Within this context, abrasion resistance remains one of the key issues regarding the lifetime of organic coatings. During abrasive wear damage, the initial stage is usually considered to be the process of contact and scratch between the polymer surface and a sharp asperity. The accumulation of the associated microscopic failure events eventually generates wear particles and gives rise to weight loss. Investigating such processes within macroscopic contacts between rough surfaces is, however, a difficult task due to the multiple interactions between individual sliding micro-asperities. In order to overcome these limitations, model experiments are often considered which attempt to simulate the damage induced by a single asperity contact [1]. Although the wear rate itself is not monitored, such experiments provide the opportunity of getting a more detailed insight into the deformation and fracture mechanisms involved in asperity engagements. In such experiments, the selection of different indentor geometries and loading conditions offers the possibility of exploring the viscoelastic/viscoplastic response and brittle failure mechanisms over a wide range of strains and strain rates. For bulk polymers, the observed damage evolves through a range of severity as the contact strain is increased: visco-elastic smoothing or ‘ironing’, plastic or viscoplastic grooving, extensive plastic flow and tearing, pronounced fracture or tearing and finally cutting or chip formation can be identified [2], [3], [4], [5], [6], [7], [8]. These approaches have been popularized for a variety of amorphous and glassy and semi-crystalline polymers by Briscoe and co-workers [9], [10] who put together in the form of ‘deformation maps’ the different deformation regimes.

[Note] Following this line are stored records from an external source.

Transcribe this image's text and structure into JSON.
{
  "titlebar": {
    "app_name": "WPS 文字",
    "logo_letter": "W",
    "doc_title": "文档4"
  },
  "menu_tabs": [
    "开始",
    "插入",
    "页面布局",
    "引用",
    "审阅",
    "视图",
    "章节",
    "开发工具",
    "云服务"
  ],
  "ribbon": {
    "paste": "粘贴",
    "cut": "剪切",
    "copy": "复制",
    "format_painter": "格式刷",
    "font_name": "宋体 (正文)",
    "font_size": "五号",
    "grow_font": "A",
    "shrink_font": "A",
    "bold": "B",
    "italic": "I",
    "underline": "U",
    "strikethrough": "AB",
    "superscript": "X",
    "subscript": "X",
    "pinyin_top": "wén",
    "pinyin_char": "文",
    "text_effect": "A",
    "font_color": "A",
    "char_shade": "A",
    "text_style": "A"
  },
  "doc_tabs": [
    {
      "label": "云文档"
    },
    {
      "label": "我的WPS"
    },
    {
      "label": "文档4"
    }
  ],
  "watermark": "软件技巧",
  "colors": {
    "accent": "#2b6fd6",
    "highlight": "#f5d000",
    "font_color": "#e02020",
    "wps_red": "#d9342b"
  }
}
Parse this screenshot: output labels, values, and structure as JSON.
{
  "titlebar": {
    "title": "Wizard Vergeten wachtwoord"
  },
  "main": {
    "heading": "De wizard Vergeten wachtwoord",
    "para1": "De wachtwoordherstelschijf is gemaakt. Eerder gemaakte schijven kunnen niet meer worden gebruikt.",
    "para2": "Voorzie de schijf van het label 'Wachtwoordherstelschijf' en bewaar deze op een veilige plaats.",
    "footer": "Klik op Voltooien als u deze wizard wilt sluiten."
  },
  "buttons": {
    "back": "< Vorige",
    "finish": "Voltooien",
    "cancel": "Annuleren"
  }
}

Similar regimes can be identified in the case of polymeric coatings. Within the fracture domain, regular crack patterns are often observed at the leading edge of the contact under the action of predominantly tensile stresses [7], [8], [11], [12]. A critical normal force is often ascribed to the occurrence of such cracking processes, but the way it relates to known polymer failure properties such as fracture toughness is still a matter of debate [6]. In addition, the contribution of substrate deformation to the development of contact cracks within thin polymer films remains largely unknown. As a first approach, the magnitude of these effects may be assumed to depend largely on the ratio of the contact area, a, to the film thickness, h. In many contact situations, this a/h ratio can vary by orders of magnitude depending on whether the macroscopic or micro-asperity contact lengths are considered. There is therefore a need for a better understanding of coating fracture processes as a function of this characteristic a/h ratio.

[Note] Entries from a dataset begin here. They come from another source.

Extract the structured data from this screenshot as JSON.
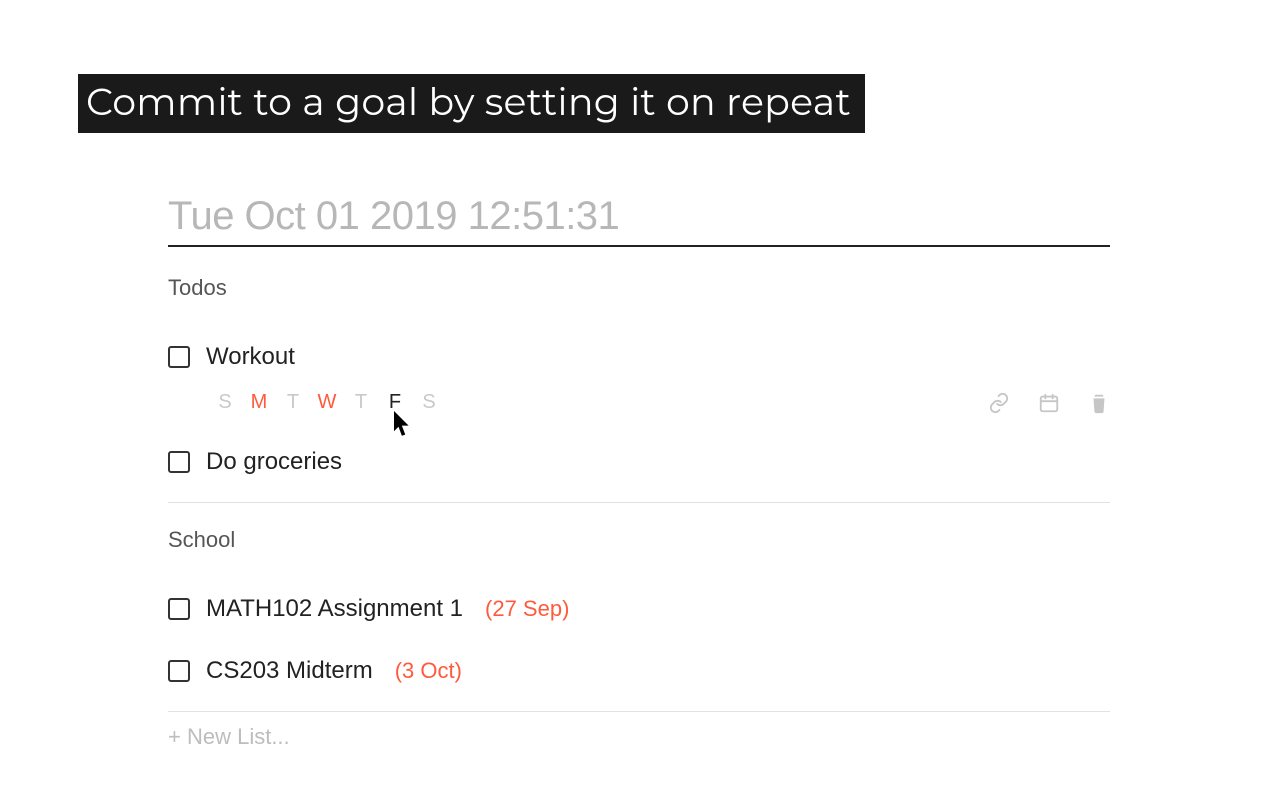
{
  "banner": "Commit to a goal by setting it on repeat",
  "date_heading": "Tue Oct 01 2019 12:51:31",
  "lists": [
    {
      "title": "Todos",
      "tasks": [
        {
          "label": "Workout",
          "due": null,
          "repeat_days": [
            {
              "abbr": "S",
              "active": false,
              "hover": false
            },
            {
              "abbr": "M",
              "active": true,
              "hover": false
            },
            {
              "abbr": "T",
              "active": false,
              "hover": false
            },
            {
              "abbr": "W",
              "active": true,
              "hover": false
            },
            {
              "abbr": "T",
              "active": false,
              "hover": false
            },
            {
              "abbr": "F",
              "active": false,
              "hover": true
            },
            {
              "abbr": "S",
              "active": false,
              "hover": false
            }
          ],
          "show_actions": true
        },
        {
          "label": "Do groceries",
          "due": null
        }
      ]
    },
    {
      "title": "School",
      "tasks": [
        {
          "label": "MATH102 Assignment 1",
          "due": "(27 Sep)"
        },
        {
          "label": "CS203 Midterm",
          "due": "(3 Oct)"
        }
      ]
    }
  ],
  "new_list_placeholder": "+ New List..."
}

Within the frame of this investigation, fracture mechanisms of thin (10–100 μm) polystyrene (PS) films on polymethacrylate (PMMA) substrates have been investigated within macroscopic sliding contacts with smooth spherical asperities. Using the resources of in situ contact visualization, the various stages of the development of crack networks within the PS film have been observed for a range of contact conditions which were characterized by different ratios of the contact radius, a, to the film thickness, h. The resulting crack patterns have been analyzed in the light of a fragmentation model which considers that failure is driven by the evolving tensile stress field induced within the cracked PS film at the leading edge of the contact. For that purpose, a contact mechanics analysis of the cracked coated systems has been developed which is able to simulate the film unloading/reloading processes associated with the propagation of successive cracks during sliding.